Lucene 6.6.1源码分析---添加文档

本文解析了Lucene中文档添加的流程,包括文档写入内存、触发flush机制及多线程支持。揭示了DocumentsWriterPerThread如何处理文档,涉及词项流分析与倒排索引构建。

摘要生成于 C知道 ,由 DeepSeek-R1 满血版支持, 前往体验 >

入口

Lucene 添加文档的功能由IndexWriter提供:
org.apache.lucene.index.IndexWriter#addDocument 添加单个文档
org.apache.lucene.index.IndexWriter#addDocuments 批量添加文档

本文以addDocument作为入口一窥文档添加流程

public long addDocument(Iterable<? extends IndexableField> doc) throws IOException {
    return updateDocument(null, doc);
  }
public long updateDocument(Term term, Iterable<? extends IndexableField> doc) throws IOException {
    ensureOpen();
    try {
      boolean success = false;
      try {
        long seqNo = docWriter.updateDocument(doc, analyzer, term);
        if (seqNo < 0) {
          seqNo = - seqNo;
          processEvents(true, false);
        }
        success = true;
        return seqNo;
      } finally {
        if (!success) {
          if (infoStream.isEnabled("IW")) {
            infoStream.message("IW", "hit exception updating document");
          }
        }
      }
    } catch (AbortingException | VirtualMachineError tragedy) {
      tragicEvent(tragedy, "updateDocument");

      // dead code but javac disagrees:
      return -1;
    }
  }
  1. 首先通过ensureOpen()方法确认索引是否开启,插入文档的前提是索引已经打开。
  2. 然后调用用DocumentsWriter#updateDocument方法插入文档,返回一个操作序列号。
  3. 插入文档的过程中会产生各种事件,插入文档之后用processEvents去处理这些事件。

那么updateDocument中做了什么操作呢?让我们进一步深入探索

long updateDocument(final Iterable<? extends IndexableField> doc, final Analyzer analyzer,
      final Term delTerm) throws IOException, AbortingException {

    boolean hasEvents = preUpdate();

    final ThreadState perThread = flushControl.obtainAndLock();

    final DocumentsWriterPerThread flushingDWPT;
    long seqNo;
    try {
      // This must happen after we've pulled the ThreadState because IW.close
      // waits for all ThreadStates to be released:
      ensureOpen();
      ensureInitialized(perThread);
      assert perThread.isInitialized();
      final DocumentsWriterPerThread dwpt = perThread.dwpt;
      final int dwptNumDocs = dwpt.getNumDocsInRAM();
      try {
        seqNo = dwpt.updateDocument(doc, analyzer, delTerm); 
      } catch (AbortingException ae) {
        flushControl.doOnAbort(perThread);
        dwpt.abort();
        throw ae;
      } finally {
        // We don't know whether the document actually
        // counted as being indexed, so we must subtract here to
        // accumulate our separate counter:
        numDocsInRAM.addAndGet(dwpt.getNumDocsInRAM() - dwptNumDocs);
      }
      final boolean isUpdate = delTerm != null;
      flushingDWPT = flushControl.doAfterDocument(perThread, isUpdate);

      assert seqNo > perThread.lastSeqNo: "seqNo=" + seqNo + " lastSeqNo=" + perThread.lastSeqNo;
      perThread.lastSeqNo = seqNo;

    } finally {
      perThreadPool.release(perThread);
    }

    if (postUpdate(flushingDWPT, hasEvents)) {
      seqNo = -seqNo;
    }
    
    return seqNo;
  }

这里首先调用了preUpdate方法,看方法名大概猜测是做一些插入前的准备工作。
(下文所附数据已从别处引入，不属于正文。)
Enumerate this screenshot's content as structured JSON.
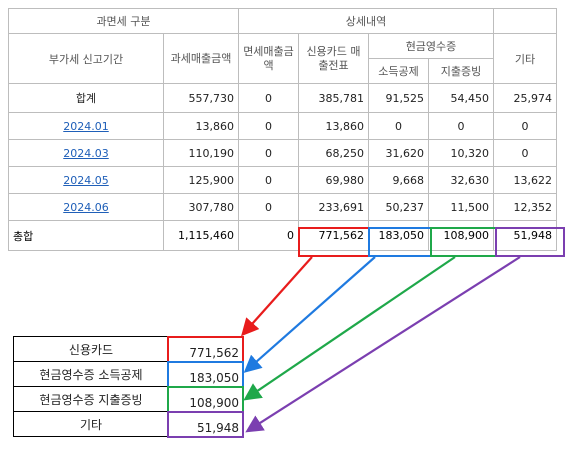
{
  "table": {
    "header_category": "과면세 구분",
    "header_detail": "상세내역",
    "header_cash_receipt": "현금영수증",
    "col_period": "부가세 신고기간",
    "col_taxable": "과세매출금액",
    "col_exempt": "면세매출금액",
    "col_card": "신용카드 매출전표",
    "col_income_deduction": "소득공제",
    "col_expense_proof": "지출증빙",
    "col_other": "기타",
    "sum_row": {
      "label": "합계",
      "taxable": "557,730",
      "exempt": "0",
      "card": "385,781",
      "income": "91,525",
      "expense": "54,450",
      "other": "25,974"
    },
    "rows": [
      {
        "period": "2024.01",
        "taxable": "13,860",
        "exempt": "0",
        "card": "13,860",
        "income": "0",
        "expense": "0",
        "other": "0"
      },
      {
        "period": "2024.03",
        "taxable": "110,190",
        "exempt": "0",
        "card": "68,250",
        "income": "31,620",
        "expense": "10,320",
        "other": "0"
      },
      {
        "period": "2024.05",
        "taxable": "125,900",
        "exempt": "0",
        "card": "69,980",
        "income": "9,668",
        "expense": "32,630",
        "other": "13,622"
      },
      {
        "period": "2024.06",
        "taxable": "307,780",
        "exempt": "0",
        "card": "233,691",
        "income": "50,237",
        "expense": "11,500",
        "other": "12,352"
      }
    ],
    "grand_total": {
      "label": "총합",
      "taxable": "1,115,460",
      "exempt": "0",
      "card": "771,562",
      "income": "183,050",
      "expense": "108,900",
      "other": "51,948"
    }
  },
  "summary": [
    {
      "label": "신용카드",
      "value": "771,562"
    },
    {
      "label": "현금영수증 소득공제",
      "value": "183,050"
    },
    {
      "label": "현금영수증 지출증빙",
      "value": "108,900"
    },
    {
      "label": "기타",
      "value": "51,948"
    }
  ],
  "colors": {
    "card": "#e81c1c",
    "income": "#1f7ae0",
    "expense": "#1fa84a",
    "other": "#7b3fb0"
  }
}
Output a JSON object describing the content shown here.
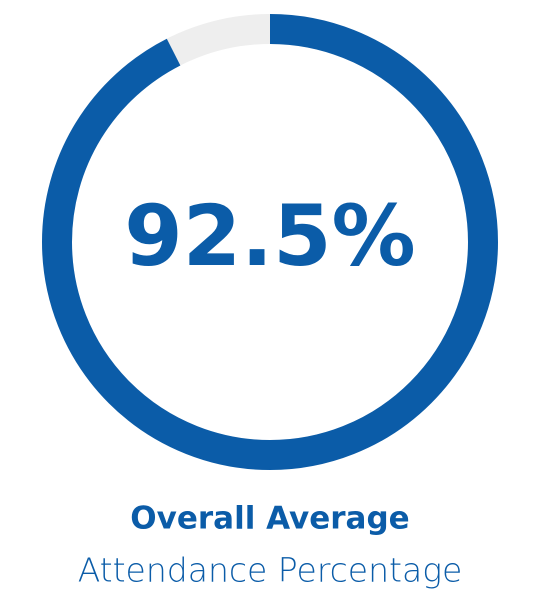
{
  "chart_data": {
    "type": "gauge",
    "value": 92.5,
    "value_label": "92.5%",
    "range": [
      0,
      100
    ],
    "color": "#0b5ca8",
    "track_color": "#eeeeee",
    "title": "Overall Average",
    "subtitle": "Attendance Percentage"
  }
}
进去看看具体做了什么事情

private boolean preUpdate() throws IOException, AbortingException {
    ensureOpen();
    boolean hasEvents = false;
    if (flushControl.anyStalledThreads() || flushControl.numQueuedFlushes() > 0) {
      // Help out flushing any queued DWPTs so we can un-stall:
      do {
        // Try pick up pending threads here if possible
        DocumentsWriterPerThread flushingDWPT;
        while ((flushingDWPT = flushControl.nextPendingFlush()) != null) {
          // Don't push the delete here since the update could fail!
          hasEvents |= doFlush(flushingDWPT);
        }
        
        flushControl.waitIfStalled(); // block if stalled
      } while (flushControl.numQueuedFlushes() != 0); // still queued DWPTs try help flushing
    }
    return hasEvents;
  }

1、 再次确认索引是开启的
2、 如果有需要刷新的数据,就执行刷新doFlush

flush简介

此处有必要简单说明一下Lucene的flush。前一篇lucene索引的创建分析中已经说明,一个Lucene索引同时只能有一个IndexWriter实例操作。不过为了提高写入的性能,支持多线程并非写入那是必须的。所以IndexWriter 中维护了一个线程池perThreadPool,启动包含多个写入线程perThread。而perThread的写入也不是直接就把数据写入到磁盘中,否则频繁的IO操作也是必然降低性能。perThread会先将数据存放在内存当中,当内存中的数据量达到了一定的阈值,就开始flush,把内存中的数据刷新到磁盘中。刷新数据这种事情就是由flushControl全权负责的啦!上面的代码中flushControl.anyStalledThreads() || flushControl.numQueuedFlushes() > 0 这个条件是就是表示当内存中的数据量达到阈值,或者flushQueue队列中有待刷新的线程时,就执行flush操作。这里只是大概描述一下Lucene的刷新机制,具体会有专门的篇幅介绍。
综上所述preUpdate方法就是把需要刷新的数据做一次刷新。

preUpdate之后,需要从perThreadPool中获取一个线程来写文档:

final ThreadState perThread = flushControl.obtainAndLock();

ThreadState obtainAndLock() {
    final ThreadState perThread = perThreadPool.getAndLock(Thread
        .currentThread(), documentsWriter);
    boolean success = false;
    try {
      if (perThread.isInitialized() && perThread.dwpt.deleteQueue != documentsWriter.deleteQueue) {
        // There is a flush-all in process and this DWPT is
        // now stale -- enroll it for flush and try for
        // another DWPT:
        addFlushableState(perThread);
      }
      success = true;
      // simply return the ThreadState even in a flush all case sine we already hold the lock
      return perThread;
    } finally {
      if (!success) { // make sure we unlock if this fails
        perThreadPool.release(perThread);
      }
    }
  }

从上面代码可以看到perThreadPool中获取的perThread并非原本以为的DocumentsWriterPerThread类,而是ThreadState。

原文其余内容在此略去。